10 Model Specification

Test whether underlying assumptions hold true

10.1 Nested Model

\[ \begin{aligned} y &= \beta_0 + x_1\beta_1 + x_2\beta-2 + x_3\beta_3 + \epsilon & \text{unrestricted model} \\ y &= \beta_0 + x_1\beta_1 + \epsilon & \text{restricted model} \end{aligned} \]

Unrestricted model is always longer than the restricted model
The restricted model is “nested” within the unrestricted model
To determine which variables should be included or exclude, we could use the same Wald Test

Adjusted \(R^2\)

\(R^2\) will always increase with more variables included
Adjusted \(R^2\) tries to correct by penalizing inclusion of unnecessary variables.

\[ \begin{aligned} {R}^2 &= 1 - \frac{SSR/n}{SST/n} \\ {R}^2_{adj} &= 1 - \frac{SSR/(n-k)}{SST/(n-1)} \\ &= 1 - \frac{(n-1)(1-R^2)}{(n-k)} \end{aligned} \]
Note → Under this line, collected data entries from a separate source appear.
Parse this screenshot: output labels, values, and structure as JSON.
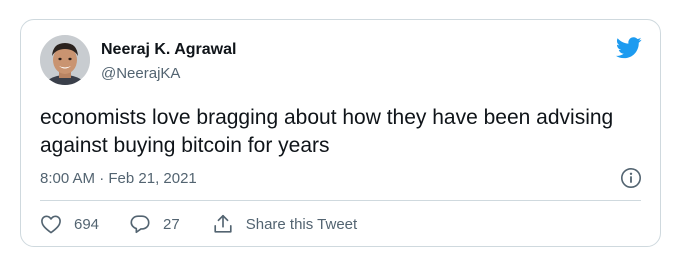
{
  "author": {
    "name": "Neeraj K. Agrawal",
    "handle": "@NeerajKA"
  },
  "tweet": {
    "text": "economists love bragging about how they have been advising against buying bitcoin for years",
    "timestamp": "8:00 AM · Feb 21, 2021"
  },
  "actions": {
    "likes": "694",
    "replies": "27",
    "share_label": "Share this Tweet"
  },
  "icons": {
    "logo": "twitter-bird-icon",
    "info": "info-icon",
    "like": "heart-icon",
    "reply": "reply-bubble-icon",
    "share": "share-icon"
  },
  "colors": {
    "twitter_blue": "#1d9bf0",
    "text_primary": "#0f1419",
    "text_secondary": "#536471",
    "border": "#cfd9de"
  }
}
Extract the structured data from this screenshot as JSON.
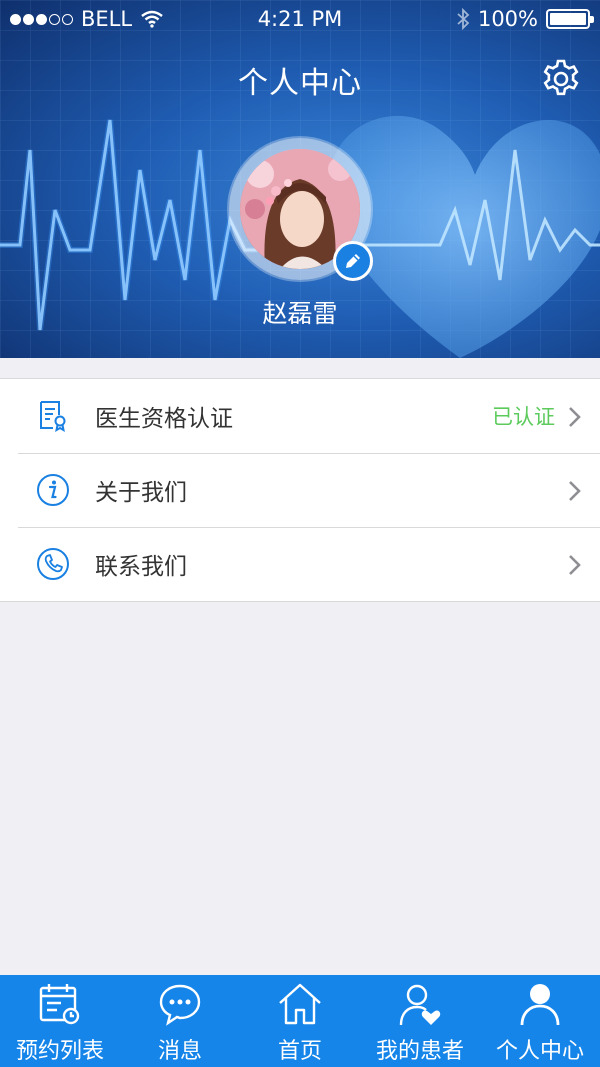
{
  "status_bar": {
    "carrier": "BELL",
    "time": "4:21 PM",
    "battery": "100%"
  },
  "header": {
    "title": "个人中心",
    "username": "赵磊雷"
  },
  "menu": {
    "items": [
      {
        "label": "医生资格认证",
        "status": "已认证",
        "icon": "certificate-icon"
      },
      {
        "label": "关于我们",
        "icon": "info-icon"
      },
      {
        "label": "联系我们",
        "icon": "phone-icon"
      }
    ]
  },
  "tabbar": {
    "items": [
      {
        "label": "预约列表",
        "icon": "calendar-icon"
      },
      {
        "label": "消息",
        "icon": "chat-bubble-icon"
      },
      {
        "label": "首页",
        "icon": "home-icon"
      },
      {
        "label": "我的患者",
        "icon": "patient-heart-icon"
      },
      {
        "label": "个人中心",
        "icon": "person-icon",
        "active": true
      }
    ]
  },
  "colors": {
    "accent": "#1685ea",
    "verified": "#5ccb5c",
    "background": "#efeff4"
  }
}
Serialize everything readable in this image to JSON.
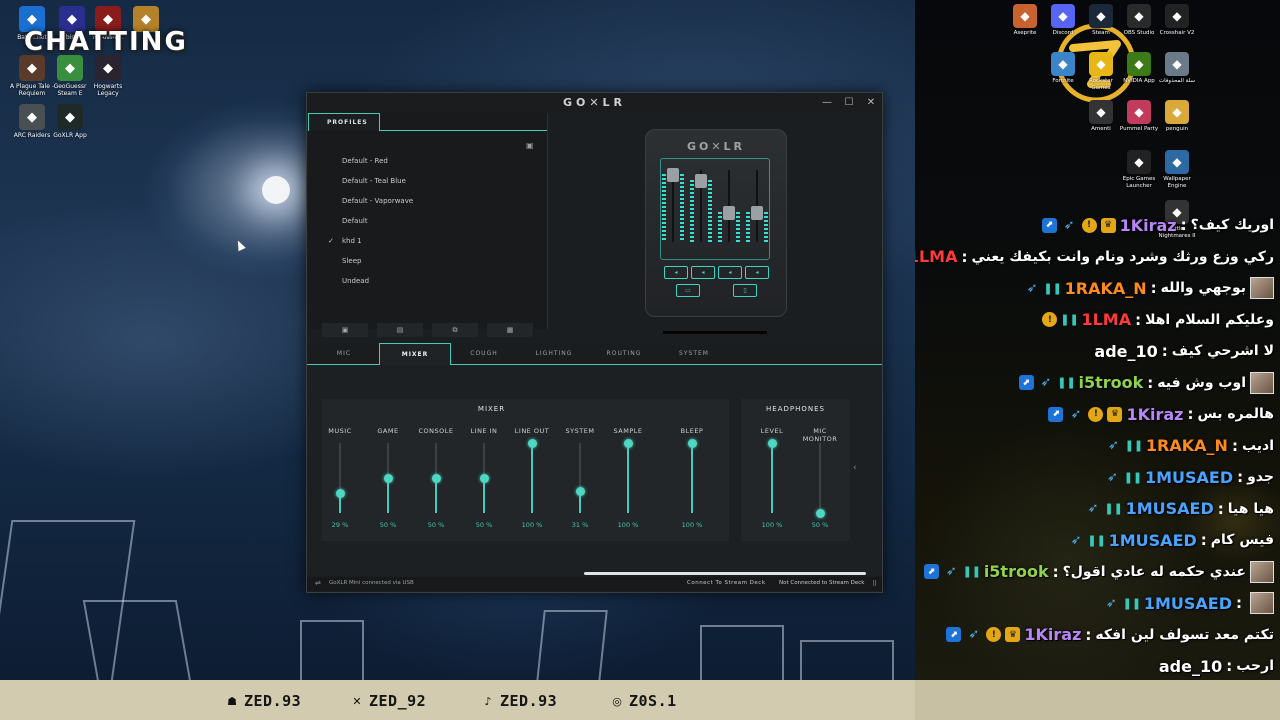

\({R}^2_{adj}\) increases if and only if the t-statistic on the additional variable is greater than 1 in absolute value.
\({R}^2_{adj}\) is valid in models where there is no heteroskedasticity
there fore it should not be used in determining which variables should be included in the model (the t or F-tests are more appropriate)

10.1.1 Chow test

Should we run two different regressions for two groups?

10.2 Non-Nested Model

compare models with different non-nested specifications

10.2.1 Davidson-Mackinnon test

10.2.1.1 Independent Variable

Should the independent variables be logged? (decide between non-nested alternatives)

\[ \begin{aligned} y = \beta_0 + x_1\beta_1 + x_2\beta_2 + \epsilon && \text{(level eq)} \\ y = \beta_0 + ln(x_1)\beta_1 + x_2\beta_2 + \epsilon && \text{(log eq)} \end{aligned} \]

Obtain predict outcome when estimating the model in log equation \(\check{y}\) and then estimate the following auxiliary equation,

\[ y = \beta_0 + x_1\beta_1 + x_2\beta_2 + \check{y}\gamma + error \]

and evaluate the t-statistic for the null hypothesis \(H_0: \gamma = 0\)

Obtain predict outcome when estimating the model in the level equation \(\hat{y}\), then estimate the following auxiliary equation,

\[ y = \beta_0 + ln(x_1)\beta_1 + x_2\beta_2 + \check{y}\gamma + error \]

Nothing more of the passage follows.